AUGUSTA — After a lengthy debate Tuesday, lawmakers in the Maine House voted overwhelmingly to restore the tip credit to the state’s minimum wage law. The 110-37 vote essentially repealed part of a ballot question approved by voters in November that increased Maine’s minimum wage and eliminated the tip credit.

The tip credit is a mechanism allowing tipped workers to be paid at a lower rate than other hourly workers.

The November referendum boosted the minimum wage from $7.50 an hour to $9 an hour this year and to $12 an hour by 2020. It also removed the tip credit rule, which allowed employers to pay tipped workers only half of the minimum hourly wage. Restaurant owners and workers turned out in large numbers during public hearings to call for preserving the tip credit, saying the voter-approved minimum wage increase would drive up labor costs for restaurant owners while eroding tips for servers.

Tuesday’s House vote follows approval of the repeal last week in the Senate, where the bill will go for another vote before being sent to Gov. Paul LePage, who has indicated he will sign the repeal into law.

Rep. Beth O’Connor, R-Berwick, a waitress by profession, said the voter-approved law was already hurting servers and restaurants “from Kittery to Caribou.” O’Connor said waiters and waitresses did not support the change because customers tip less when they know servers are being paid more. Other lawmakers who sit on the Legislature’s Labor, Commerce, Research and Economic Development Committee, which oversees labor issues, spoke of more than 12 hours of public testimony on the bill earlier this year, when hundreds came to testify both for and against the repeal.

“Although some may say it’s anecdotal fear or unfounded theoretically sky-is-falling stories, I choose to believe those who are telling us that this new law, as we speak, is hurting their families,” said Rep. Joel Stetkis, R-Canaan. Stetkis urged lawmakers to support the change in large enough numbers that the bill could be placed into law quickly as an emergency measure so servers wouldn’t miss out on the busy summer tourism season.

Although the Senate failed to reach the two-thirds support for the repeal to make it an emergency bill and effective immediately, it faces at least one other vote in that body and those opposing it could change their minds. Otherwise, the bill would not become law until 90 days after the Legislature adjourns, or sometime in October.

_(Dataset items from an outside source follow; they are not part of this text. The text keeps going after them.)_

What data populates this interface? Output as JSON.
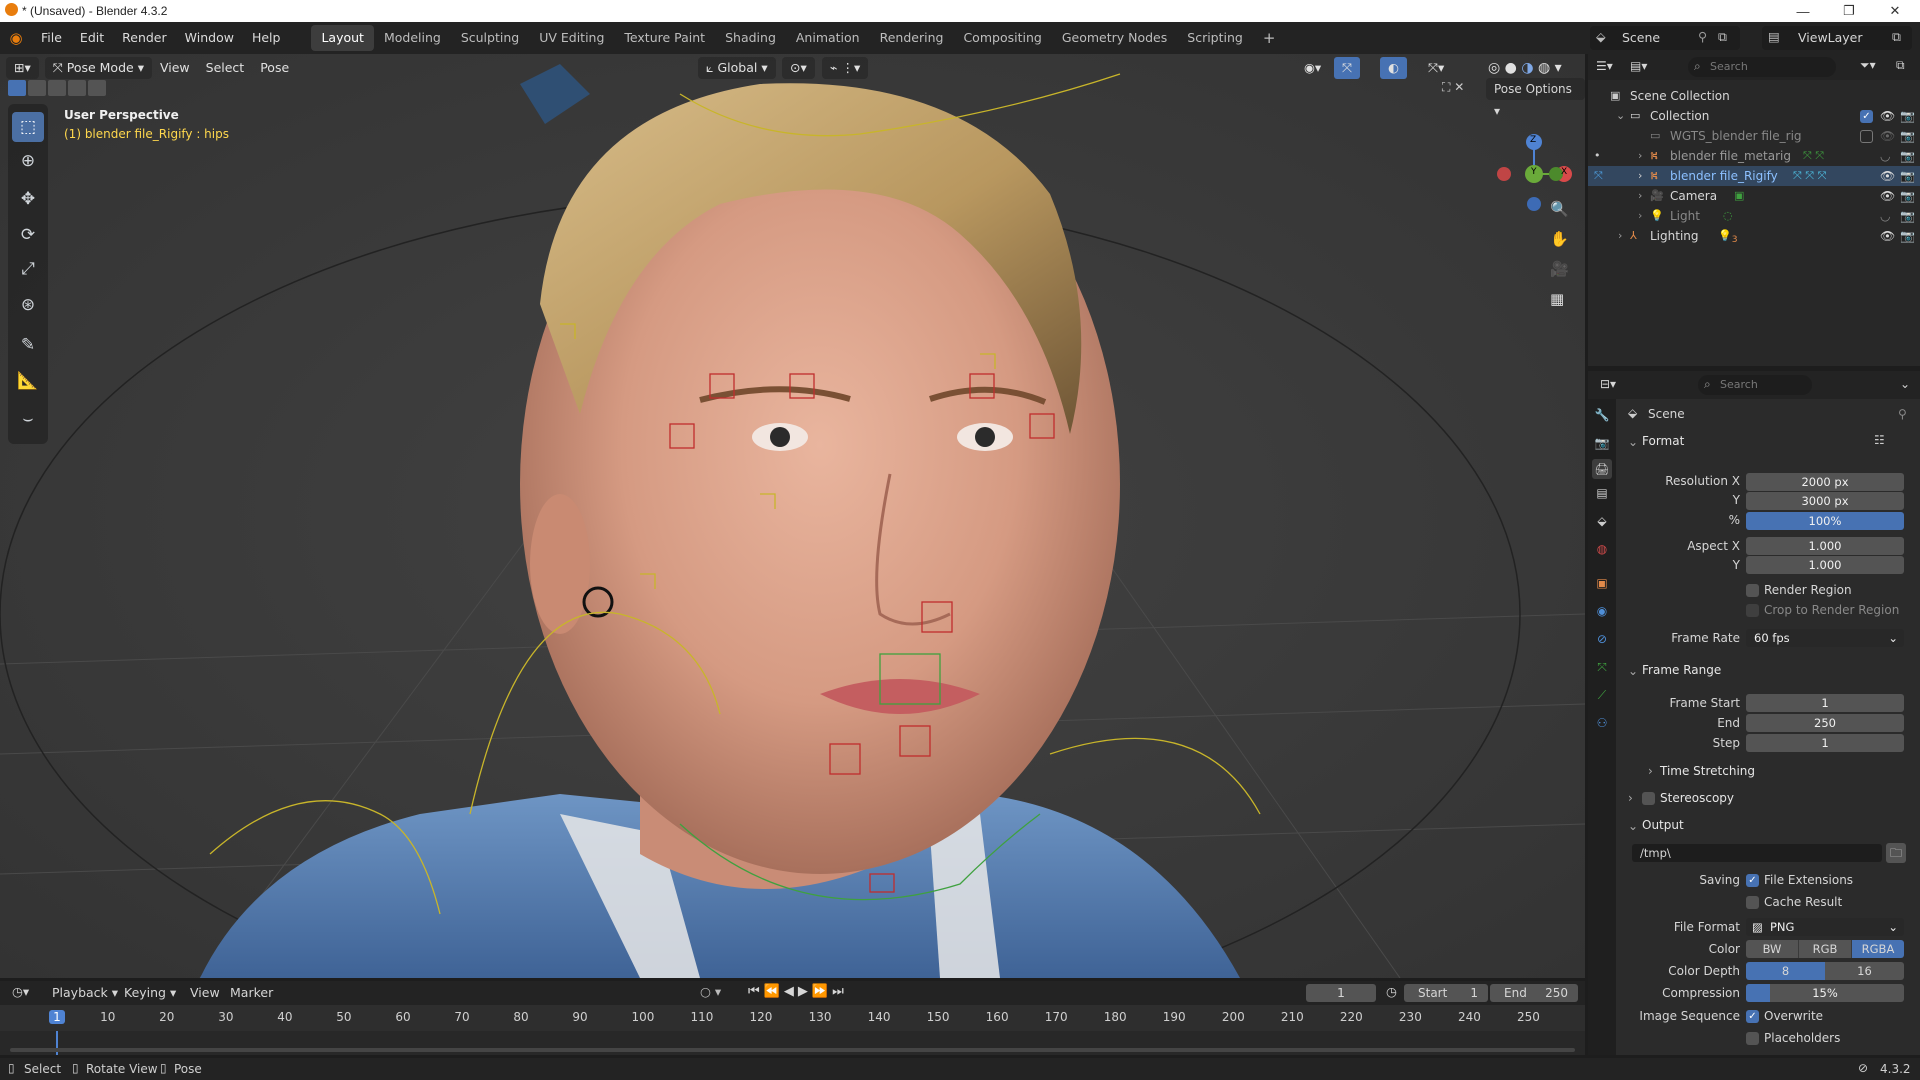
{
  "window": {
    "title": "* (Unsaved) - Blender 4.3.2"
  },
  "menu": [
    "File",
    "Edit",
    "Render",
    "Window",
    "Help"
  ],
  "workspaces": [
    "Layout",
    "Modeling",
    "Sculpting",
    "UV Editing",
    "Texture Paint",
    "Shading",
    "Animation",
    "Rendering",
    "Compositing",
    "Geometry Nodes",
    "Scripting"
  ],
  "active_workspace": "Layout",
  "scene_name": "Scene",
  "view_layer": "ViewLayer",
  "viewport": {
    "mode": "Pose Mode",
    "menus": [
      "View",
      "Select",
      "Pose"
    ],
    "orientation": "Global",
    "pose_options": "Pose Options",
    "overlay_title": "User Perspective",
    "overlay_sub": "(1) blender file_Rigify : hips",
    "gizmo": {
      "x": "X",
      "y": "Y",
      "z": "Z"
    }
  },
  "outliner": {
    "search_placeholder": "Search",
    "items": [
      {
        "label": "Scene Collection"
      },
      {
        "label": "Collection"
      },
      {
        "label": "WGTS_blender file_rig"
      },
      {
        "label": "blender file_metarig"
      },
      {
        "label": "blender file_Rigify"
      },
      {
        "label": "Camera"
      },
      {
        "label": "Light"
      },
      {
        "label": "Lighting"
      }
    ],
    "lighting_count": "3"
  },
  "properties": {
    "search_placeholder": "Search",
    "context": "Scene",
    "format": {
      "title": "Format",
      "resolution_x_label": "Resolution X",
      "resolution_x": "2000 px",
      "y_label": "Y",
      "resolution_y": "3000 px",
      "pct_label": "%",
      "resolution_pct": "100%",
      "aspect_x_label": "Aspect X",
      "aspect_x": "1.000",
      "aspect_y_label": "Y",
      "aspect_y": "1.000",
      "render_region": "Render Region",
      "crop": "Crop to Render Region",
      "frame_rate_label": "Frame Rate",
      "frame_rate": "60 fps"
    },
    "frame_range": {
      "title": "Frame Range",
      "start_label": "Frame Start",
      "start": "1",
      "end_label": "End",
      "end": "250",
      "step_label": "Step",
      "step": "1",
      "time_stretching": "Time Stretching"
    },
    "stereoscopy": "Stereoscopy",
    "output": {
      "title": "Output",
      "path": "/tmp\\",
      "saving_label": "Saving",
      "file_extensions": "File Extensions",
      "cache_result": "Cache Result",
      "file_format_label": "File Format",
      "file_format": "PNG",
      "color_label": "Color",
      "color_options": [
        "BW",
        "RGB",
        "RGBA"
      ],
      "color_selected": "RGBA",
      "depth_label": "Color Depth",
      "depth_options": [
        "8",
        "16"
      ],
      "depth_selected": "8",
      "compression_label": "Compression",
      "compression": "15%",
      "compression_value": 15,
      "image_seq_label": "Image Sequence",
      "overwrite": "Overwrite",
      "placeholders": "Placeholders"
    }
  },
  "timeline": {
    "menus": [
      "Playback",
      "Keying",
      "View",
      "Marker"
    ],
    "current_frame": "1",
    "start_label": "Start",
    "start": "1",
    "end_label": "End",
    "end": "250",
    "ticks": [
      "1",
      "10",
      "20",
      "30",
      "40",
      "50",
      "60",
      "70",
      "80",
      "90",
      "100",
      "110",
      "120",
      "130",
      "140",
      "150",
      "160",
      "170",
      "180",
      "190",
      "200",
      "210",
      "220",
      "230",
      "240",
      "250"
    ]
  },
  "statusbar": {
    "select": "Select",
    "rotate": "Rotate View",
    "pose": "Pose",
    "version": "4.3.2"
  },
  "colors": {
    "accent": "#4772b3",
    "header": "#232323",
    "panel": "#2b2b2b",
    "viewport": "#3b3b3b"
  }
}
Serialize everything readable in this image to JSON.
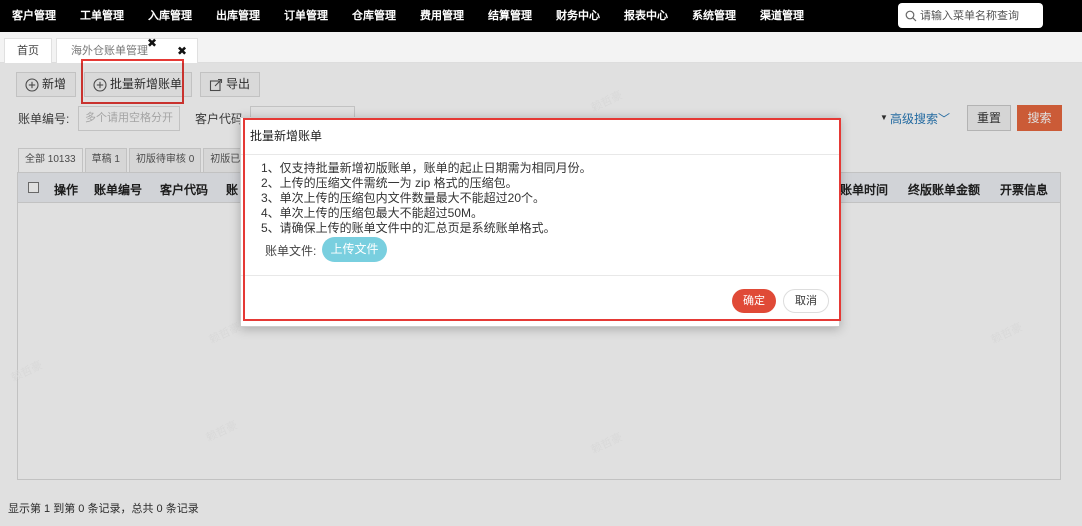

Opponents of the change said Tuesday that the Legislature was overturning a clear vote of the people in favor of a special interest, the restaurant industry. Rep. Kent Ackley, an independent from Monmouth, said at least seven other states had eliminated their tip credits or never had one in the law and their servers were doing fine. He said overturning the voters on the measure was “simply rewarding those who have the resources to repeat their stories and anecdotes as long and as loud as they possibly can.”

Matt Schlobohm, executive director of the Maine AFL-CIO, issued a statement criticizing the Legislature’s votes on the tip credit.

“In November, more than 420,000 voters said loudly and clearly that it was well past time to raise wages for hard-working Mainers. Voters overwhelmingly approved an increase in Maine’s minimum wage because people understand that nobody who works full time should live in poverty,” Schlobohm said in part. “We are disappointed that legislators chose to undermine the democratic process and ignore the will of the people by voting to cut wages for tipped workers.”

Other attempts to change the voter-passed law – including removing a provision that adjusts the minimum wage after 2020 by indexing it to inflation – were rejected by the House on Tuesday.